La cooperativa diseñó sus propios carros de tres ruedas (una ley prohíbe a los cartoneros circular con tracción a sangre) y máquinas para moler el plástico y enfardar las botellas y el cartón.
“Fuimos buscando cómo sumarles valor agregado, porque la diferencia es importante. Las botellas de gaseosas sueltas, por ejemplo, se pagan a 70 u 80 centavos el kilo, pero si están enfardadas el precio pasa a ser 1 peso con 30”, detallan en el galpón.
Al primer molino se los proveyó un fabricante, para que trabajaran para él. Eso les dio la idea de pedirle financiamiento al Estado, con el que armaron sus propias máquinas. El plástico, por ejemplo, se clasifica según su origen (hay 15 tipos y muchos no deben mezclarse entre sí para ser reutilizables), se muele, se lava en piletas de decantación, se embolsa y vende como materia prima. También los papeles y el cartón se procesan, y las pilas son utilizadas para armar bloques, ya que el cemento, explican, las aísla y evita el daño ambiental.

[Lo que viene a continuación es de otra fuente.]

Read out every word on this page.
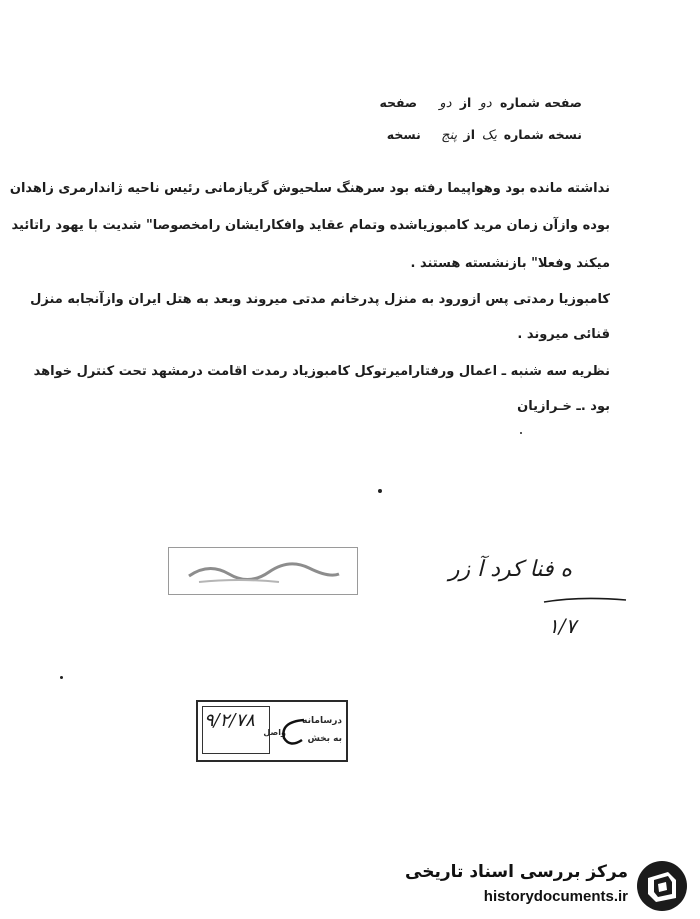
صفحه شماره دو از دو صفحه
نسخه شماره یک از پنج نسخه
نداشته مانده بود وهواپیما رفته بود سرهنگ سلحیوش گریازمانی رئیس ناحیه ژاندارمری زاهدان
بوده وازآن زمان مرید کامبوزیاشده وتمام عقاید وافکارایشان رامخصوصا" شدیت با یهود راتائید
میکند وفعلا" بازنشسته هستند .
کامبوزیا رمدتی پس ازورود به منزل پدرخانم مدتی میروند وبعد به هتل ایران وازآنجابه منزل
قنائی میروند .
نظریه سه شنبه ـ اعمال ورفتارامیرتوکل کامبوزیاد رمدت اقامت درمشهد تحت کنترل خواهد
بود .ـ خـرازیان
ه فنا کرد آ زر
۱/۷
۹/۲/۷۸	درسامانه
به بخش
واصل
مرکز بررسی اسناد تاریخی
historydocuments.ir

La producción de fratachos es una novedad a la que llegaron por un camino inesperado: le vendían la materia prima a un fabricante, quien ahora les alquila sus máquinas y recibe en pago el producto terminado.
Hasta diciembre del año pasado, el cirujeo era un delito. Así lo había establecido una ley sancionada en la dictadura, en base a la cual las empresas de residuos vieron aumentadas sus ganancias: cobran por la recolección de la basura y también por su enterramiento. Como es público, la enorme cantidad de desechos generados en Buenos Aires está haciendo colapsar el sistema. El cinturón ecológico está saturado, genera problemas de contaminación, hallar un lugar donde depositarla es un problema que todavía no tiene solución. La recolección diferenciada es, en ese marco, una actividad que no sólo genera fuentes de trabajo, sino que beneficia a toda la sociedad. El reciclado todavía está lejos de su techo: se estima que el 30 por ciento de los residuos domiciliarios están compuestos por materiales que se pueden recuperar.